San Ming Yang, one of the co-authors of the research paper, says the technique is like packing oranges into a box. When a bunch of spheres are packed together, they typically arrange themselves in a hexagonal grid. But using Ozin’s technique, the microspheres pack themselves into a different pattern, called an FCC lattice.
A citrus solution
“Because we design the box at the beginning,” he says, “we know how the oranges will pack and what it will look like.”
“We make the box in such a way that the oranges can only form one shape ofcrystal. That’s how we can control crystal size, shape and orientation.”
Telecommunications applications are not far away. Companies like Nortel and Lucent are eager to use such crystals for routing and filtering light signals in fiber optic networks. Optical computers, on the other hand, are what Yang calls “a big challenge,” and remain on the distant horizon.

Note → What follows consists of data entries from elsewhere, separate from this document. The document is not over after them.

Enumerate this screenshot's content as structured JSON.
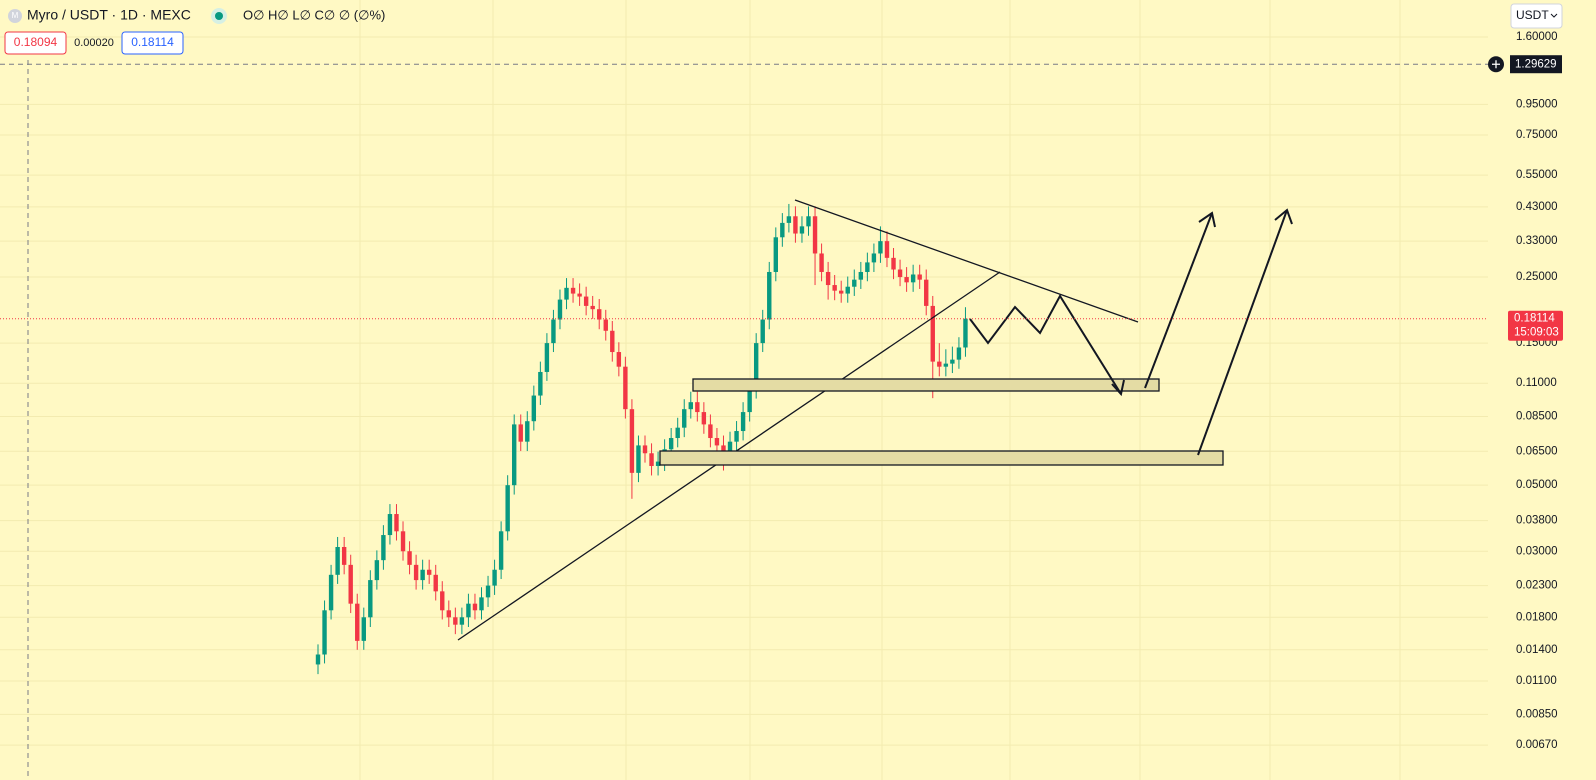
{
  "chart_data": {
    "type": "candlestick",
    "title": "Myro / USDT · 1D · MEXC",
    "ohlc_legend": "O∅ H∅ L∅ C∅ ∅ (∅%)",
    "bid": 0.18094,
    "spread": {
      "value": 0.0002,
      "label": "0.00020"
    },
    "ask": 0.18114,
    "currency": "USDT",
    "last_price": 0.18114,
    "countdown": "15:09:03",
    "crosshair_price": 1.29629,
    "up_color": "#089981",
    "down_color": "#f23645",
    "log_scale": true,
    "grid": true,
    "ylim": [
      0.0057,
      2.13
    ],
    "yticks": [
      {
        "value": 1.6,
        "label": "1.60000"
      },
      {
        "value": 0.95,
        "label": "0.95000"
      },
      {
        "value": 0.75,
        "label": "0.75000"
      },
      {
        "value": 0.55,
        "label": "0.55000"
      },
      {
        "value": 0.43,
        "label": "0.43000"
      },
      {
        "value": 0.33,
        "label": "0.33000"
      },
      {
        "value": 0.25,
        "label": "0.25000"
      },
      {
        "value": 0.15,
        "label": "0.15000"
      },
      {
        "value": 0.11,
        "label": "0.11000"
      },
      {
        "value": 0.085,
        "label": "0.08500"
      },
      {
        "value": 0.065,
        "label": "0.06500"
      },
      {
        "value": 0.05,
        "label": "0.05000"
      },
      {
        "value": 0.038,
        "label": "0.03800"
      },
      {
        "value": 0.03,
        "label": "0.03000"
      },
      {
        "value": 0.023,
        "label": "0.02300"
      },
      {
        "value": 0.018,
        "label": "0.01800"
      },
      {
        "value": 0.014,
        "label": "0.01400"
      },
      {
        "value": 0.011,
        "label": "0.01100"
      },
      {
        "value": 0.0085,
        "label": "0.00850"
      },
      {
        "value": 0.0067,
        "label": "0.00670"
      }
    ],
    "candles": [
      [
        0.0125,
        0.0146,
        0.0116,
        0.0135
      ],
      [
        0.0135,
        0.0205,
        0.0126,
        0.019
      ],
      [
        0.019,
        0.027,
        0.0177,
        0.025
      ],
      [
        0.025,
        0.0335,
        0.0233,
        0.031
      ],
      [
        0.031,
        0.0335,
        0.0251,
        0.027
      ],
      [
        0.027,
        0.0292,
        0.0186,
        0.02
      ],
      [
        0.02,
        0.0216,
        0.014,
        0.015
      ],
      [
        0.015,
        0.0194,
        0.014,
        0.018
      ],
      [
        0.018,
        0.0259,
        0.0167,
        0.024
      ],
      [
        0.024,
        0.0302,
        0.0223,
        0.028
      ],
      [
        0.028,
        0.0367,
        0.026,
        0.034
      ],
      [
        0.034,
        0.0432,
        0.0316,
        0.04
      ],
      [
        0.04,
        0.0432,
        0.0326,
        0.035
      ],
      [
        0.035,
        0.0378,
        0.0279,
        0.03
      ],
      [
        0.03,
        0.0324,
        0.0251,
        0.027
      ],
      [
        0.027,
        0.0292,
        0.0223,
        0.024
      ],
      [
        0.024,
        0.0281,
        0.0223,
        0.026
      ],
      [
        0.026,
        0.0281,
        0.0233,
        0.025
      ],
      [
        0.025,
        0.027,
        0.0205,
        0.022
      ],
      [
        0.022,
        0.0238,
        0.0177,
        0.019
      ],
      [
        0.019,
        0.0205,
        0.0167,
        0.018
      ],
      [
        0.018,
        0.0194,
        0.0158,
        0.017
      ],
      [
        0.017,
        0.0194,
        0.0158,
        0.018
      ],
      [
        0.018,
        0.0216,
        0.0167,
        0.02
      ],
      [
        0.02,
        0.0216,
        0.0177,
        0.019
      ],
      [
        0.019,
        0.0227,
        0.0177,
        0.021
      ],
      [
        0.021,
        0.0248,
        0.0195,
        0.023
      ],
      [
        0.023,
        0.0281,
        0.0214,
        0.026
      ],
      [
        0.026,
        0.0378,
        0.0242,
        0.035
      ],
      [
        0.035,
        0.054,
        0.0326,
        0.05
      ],
      [
        0.05,
        0.0864,
        0.0465,
        0.08
      ],
      [
        0.08,
        0.0864,
        0.0651,
        0.07
      ],
      [
        0.07,
        0.0886,
        0.0651,
        0.082
      ],
      [
        0.082,
        0.108,
        0.0763,
        0.1
      ],
      [
        0.1,
        0.13,
        0.093,
        0.12
      ],
      [
        0.12,
        0.162,
        0.112,
        0.15
      ],
      [
        0.15,
        0.194,
        0.14,
        0.18
      ],
      [
        0.18,
        0.227,
        0.167,
        0.21
      ],
      [
        0.21,
        0.248,
        0.195,
        0.23
      ],
      [
        0.23,
        0.248,
        0.205,
        0.22
      ],
      [
        0.22,
        0.238,
        0.2,
        0.215
      ],
      [
        0.215,
        0.232,
        0.186,
        0.2
      ],
      [
        0.2,
        0.216,
        0.181,
        0.195
      ],
      [
        0.195,
        0.211,
        0.167,
        0.18
      ],
      [
        0.18,
        0.194,
        0.153,
        0.165
      ],
      [
        0.165,
        0.178,
        0.13,
        0.14
      ],
      [
        0.14,
        0.151,
        0.116,
        0.125
      ],
      [
        0.125,
        0.135,
        0.0837,
        0.09
      ],
      [
        0.09,
        0.0972,
        0.045,
        0.055
      ],
      [
        0.055,
        0.0734,
        0.0512,
        0.068
      ],
      [
        0.068,
        0.0734,
        0.0595,
        0.064
      ],
      [
        0.064,
        0.0691,
        0.0539,
        0.058
      ],
      [
        0.058,
        0.0648,
        0.0539,
        0.06
      ],
      [
        0.06,
        0.0713,
        0.0558,
        0.066
      ],
      [
        0.066,
        0.0778,
        0.0614,
        0.072
      ],
      [
        0.072,
        0.0842,
        0.067,
        0.078
      ],
      [
        0.078,
        0.0972,
        0.0725,
        0.09
      ],
      [
        0.09,
        0.103,
        0.0837,
        0.095
      ],
      [
        0.095,
        0.103,
        0.0818,
        0.088
      ],
      [
        0.088,
        0.095,
        0.0744,
        0.08
      ],
      [
        0.08,
        0.0864,
        0.067,
        0.072
      ],
      [
        0.072,
        0.0778,
        0.0632,
        0.068
      ],
      [
        0.068,
        0.0734,
        0.056,
        0.064
      ],
      [
        0.064,
        0.0756,
        0.0595,
        0.07
      ],
      [
        0.07,
        0.0821,
        0.0651,
        0.076
      ],
      [
        0.076,
        0.095,
        0.0707,
        0.088
      ],
      [
        0.088,
        0.113,
        0.0818,
        0.105
      ],
      [
        0.105,
        0.162,
        0.0977,
        0.15
      ],
      [
        0.15,
        0.194,
        0.14,
        0.18
      ],
      [
        0.18,
        0.281,
        0.167,
        0.26
      ],
      [
        0.26,
        0.367,
        0.242,
        0.34
      ],
      [
        0.34,
        0.41,
        0.316,
        0.38
      ],
      [
        0.38,
        0.44,
        0.353,
        0.4
      ],
      [
        0.4,
        0.432,
        0.326,
        0.35
      ],
      [
        0.35,
        0.4,
        0.326,
        0.37
      ],
      [
        0.37,
        0.432,
        0.344,
        0.4
      ],
      [
        0.4,
        0.432,
        0.235,
        0.3
      ],
      [
        0.3,
        0.324,
        0.242,
        0.26
      ],
      [
        0.26,
        0.281,
        0.21,
        0.235
      ],
      [
        0.235,
        0.254,
        0.209,
        0.225
      ],
      [
        0.225,
        0.243,
        0.205,
        0.22
      ],
      [
        0.22,
        0.251,
        0.205,
        0.232
      ],
      [
        0.232,
        0.265,
        0.216,
        0.245
      ],
      [
        0.245,
        0.281,
        0.228,
        0.26
      ],
      [
        0.26,
        0.302,
        0.242,
        0.28
      ],
      [
        0.28,
        0.324,
        0.26,
        0.3
      ],
      [
        0.3,
        0.37,
        0.279,
        0.33
      ],
      [
        0.33,
        0.356,
        0.27,
        0.29
      ],
      [
        0.29,
        0.313,
        0.246,
        0.265
      ],
      [
        0.265,
        0.286,
        0.233,
        0.25
      ],
      [
        0.25,
        0.27,
        0.223,
        0.24
      ],
      [
        0.24,
        0.275,
        0.223,
        0.255
      ],
      [
        0.255,
        0.275,
        0.228,
        0.245
      ],
      [
        0.245,
        0.265,
        0.186,
        0.2
      ],
      [
        0.2,
        0.216,
        0.098,
        0.13
      ],
      [
        0.13,
        0.15,
        0.116,
        0.125
      ],
      [
        0.125,
        0.143,
        0.116,
        0.128
      ],
      [
        0.128,
        0.146,
        0.119,
        0.132
      ],
      [
        0.132,
        0.157,
        0.123,
        0.145
      ],
      [
        0.145,
        0.198,
        0.135,
        0.18114
      ]
    ]
  }
}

The breakthrough is just the latest in a long string of successes for the team, whose research has been published in Science and Nature.
The team’s success may be partly due to Ozin’s penchant for seeking inspiration outside chemistry.
“All of the big breakthroughs these days are occuring at the boundaries between fields.”
The self-assembly idea, for example, comes from biology. In fact, nature has been building photonic crystals for ages: butterfly wings owe their intricate patterns and colours to naturally grown photonic crystals.
Fashionable roots
Ozin connects his interest in materials chemistry to an unlikely source: his family’s London fashion business. Ozin’s sister was a top fashion designer. While the fashion business may seem worlds apart from materials chemistry, Ozin suggests that they really aren’t so different.
They share a common goal of “using novel materials to create something structurally beautiful with function and utility.”
Ozin is also quick to credit the group of students who work for him.
“My best work has emerged over the last ten years because of the superb group of students that I have been lucky enough to attract to work with me.”
Never shy of a challenge, Ozin and team plan next to tackle the holy grail of the field: so-called “panochemistry,” the ability to control the assembly of materials over all length scales. “There has never been a more exciting time to be a student of chemistry.”